Mukesh Ambani, however, completely side-stepped the ongoing gas controversy with younger brother Anil, disappointing those who expected a rebuttal to Anil’s fiery speech at one of his companies’ annual general meeting.
Instead, he chose to focus on the road ahead for RIL, which is recovering from arguably its most financially challenging period in decades. Hit by a double whammy of a drop in refining margins and petrochemical prices, and made worse by a slump in retail sector, RIL has had only one piece of good news during 2008-09 — the commencement of gas production.
Eschewing fancy businesses that create “make-believe value,” the RIL chairman chose to base his revival plan on the solid fundamentals of his energy business. Gas sales from the two of the 19 discoveries in the D6 basin in the Krishna Godavari basin are expected to double RIL’s annual profits to nearly Rs 30,000 crore ($6.6 billion) during calendar year 2010.
“We are now engaged in realising a renewed five-platform roadmap for value creation. The conventional energy platform is undoubtedly the bedrock of this value creation pathway,” he said, listing out further hydrocarbon exploration, modern retail, renewable energy and rural as the beneficiaries of RIL’s new investments in the new year.
In exploration, for example, RIL has nearly 3.25 lakh square km of land and sea to explore (this it had bid for and won over the last decade). It also has around 100,000 square km of exploration acreage abroad. However, out of the 33 exploration blocks it holds in India, it has reached the drilling stage only in three or four. Tenty-nine blocks are still under seismic exploration. Even in a lucrative and proven KG D6 block, it has reportedly explored just 6% of the total area.

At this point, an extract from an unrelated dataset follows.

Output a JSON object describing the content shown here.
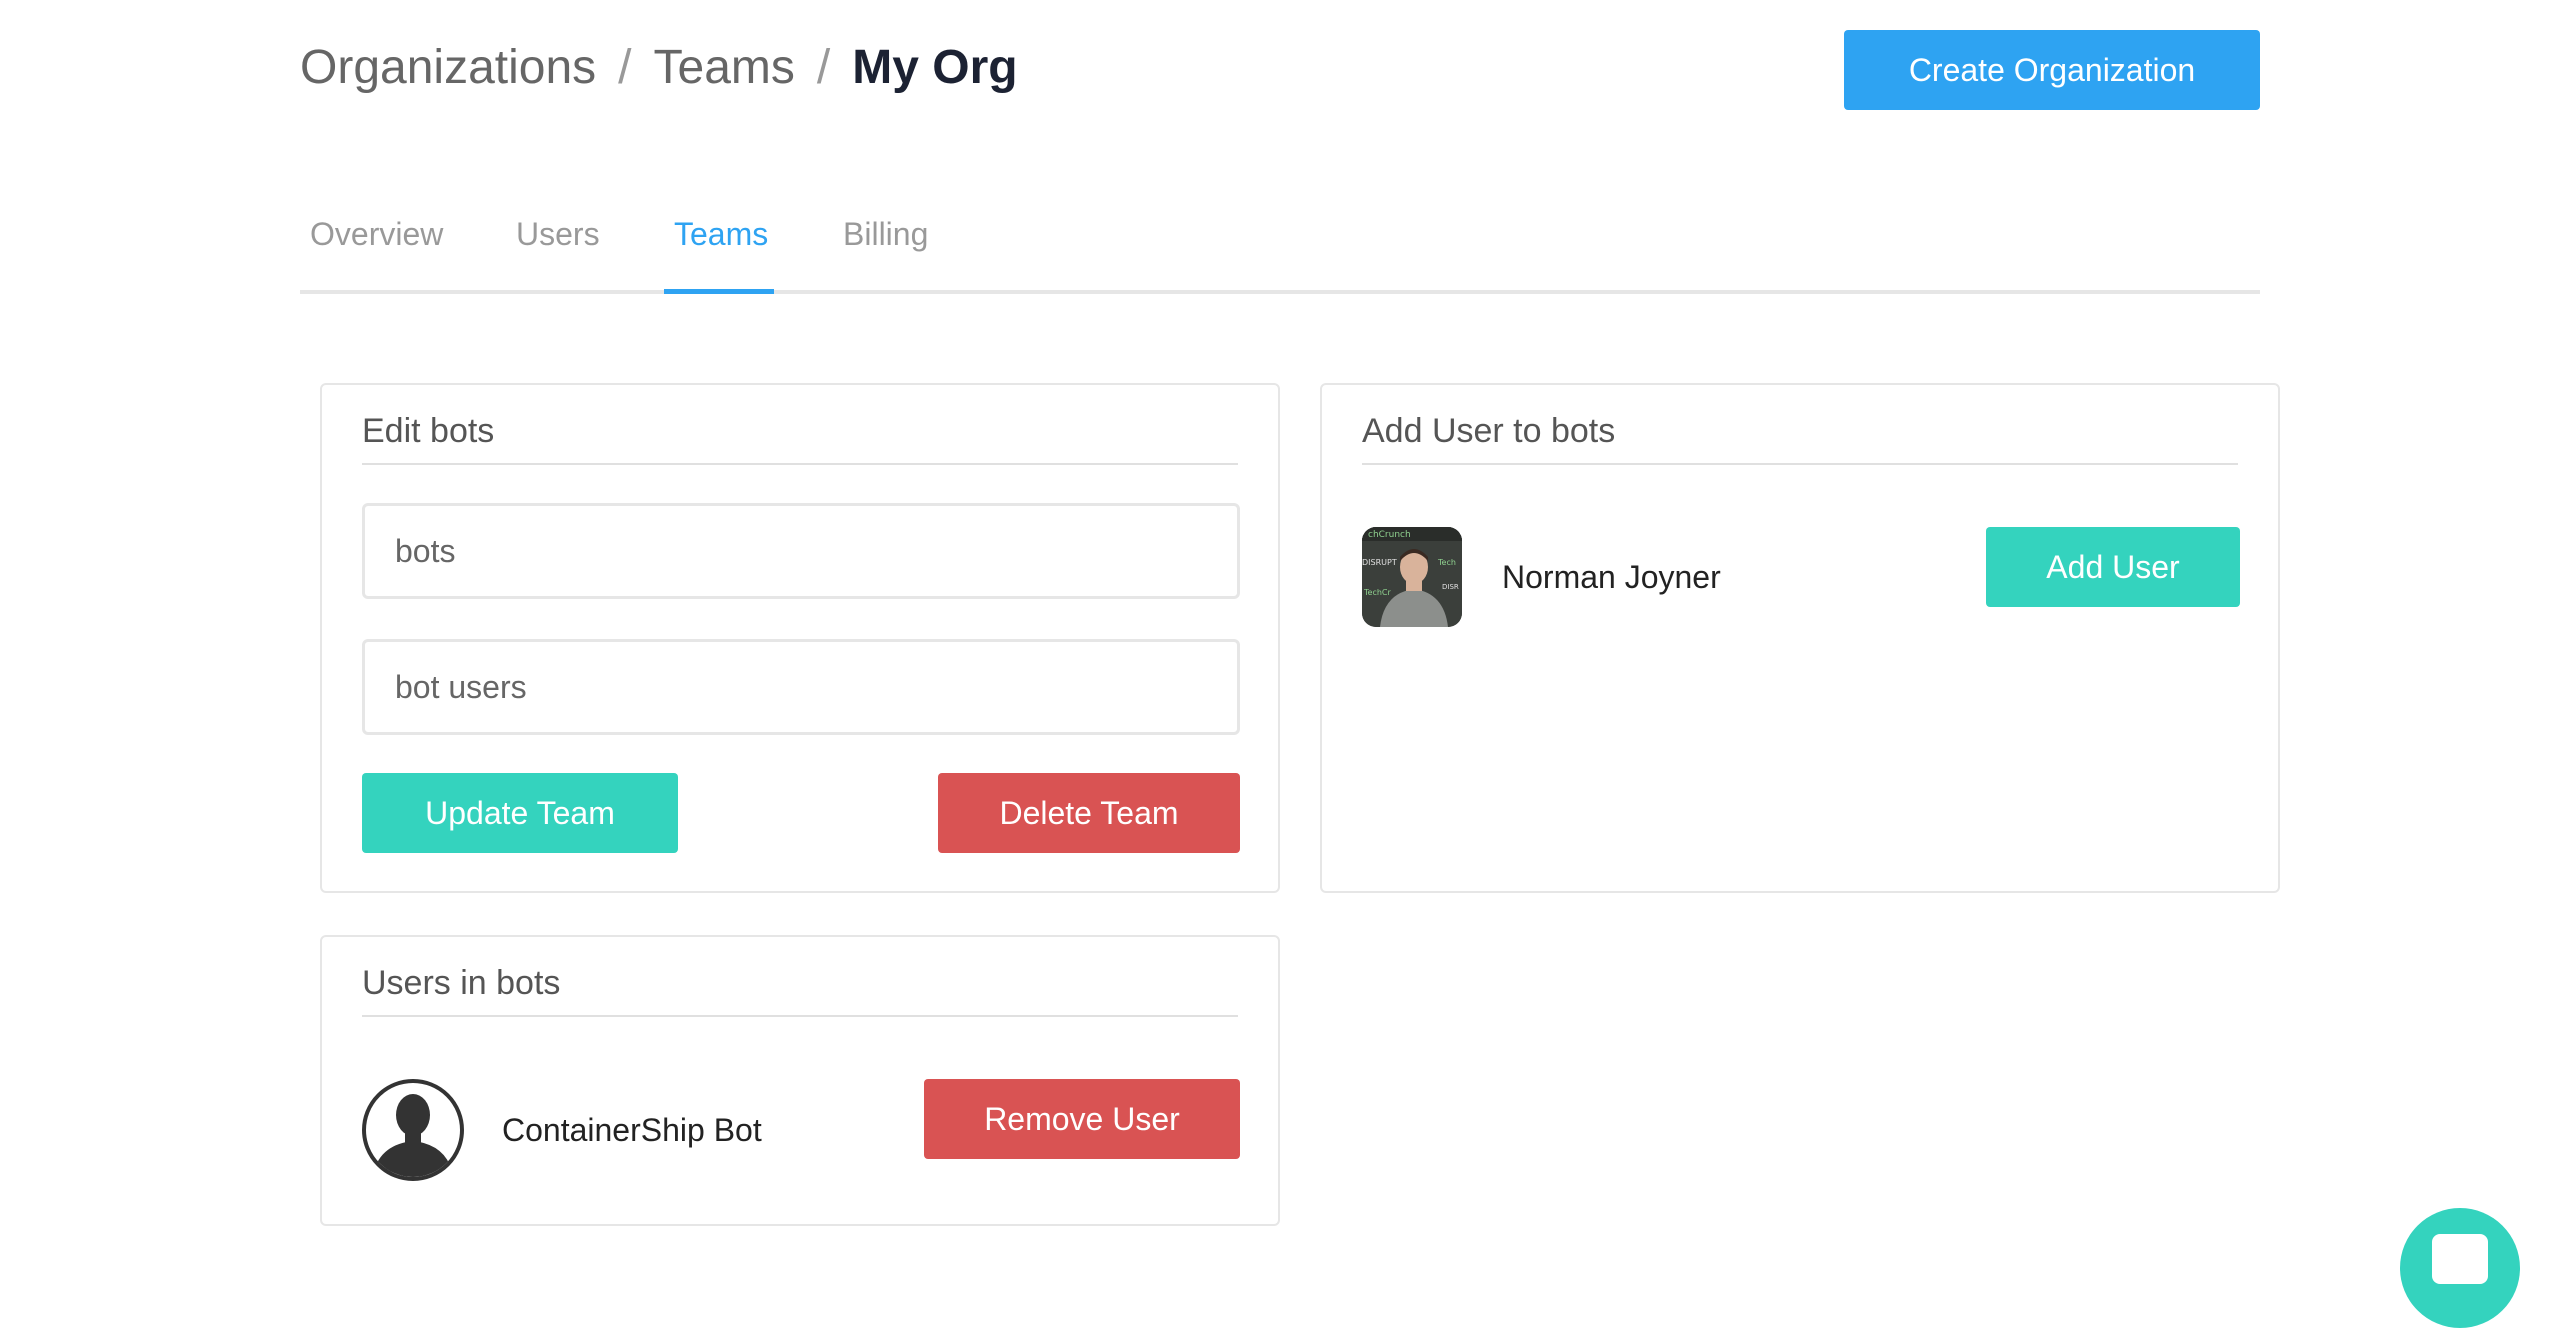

“We plan to drill in a majority of our blocks. We also propose to accelerate our campaign in the Krishna-Godavari basin,” Ambani said, promising an “aggressive exploration campaign” for new hydrocarbons over the next three years.
The new cash-flows will also be used for restarting some of the stalled ‘sun rise’ projects like retail and a multi-billion expansion of its petrochem business pending since 2007.
It will also invest Rs 500-1000 crore in a non-profit ‘Reliance Foundation’ over the coming years as part of its corporate social responsibility thrust.
Ambani said the company may become debt-free in less than two years. “In 21 months, at this scale and size, Reliance has the potential to be debt-free,” he said. Reliance has a current cash balance of nearly Rs 19420 crore, Ambani said.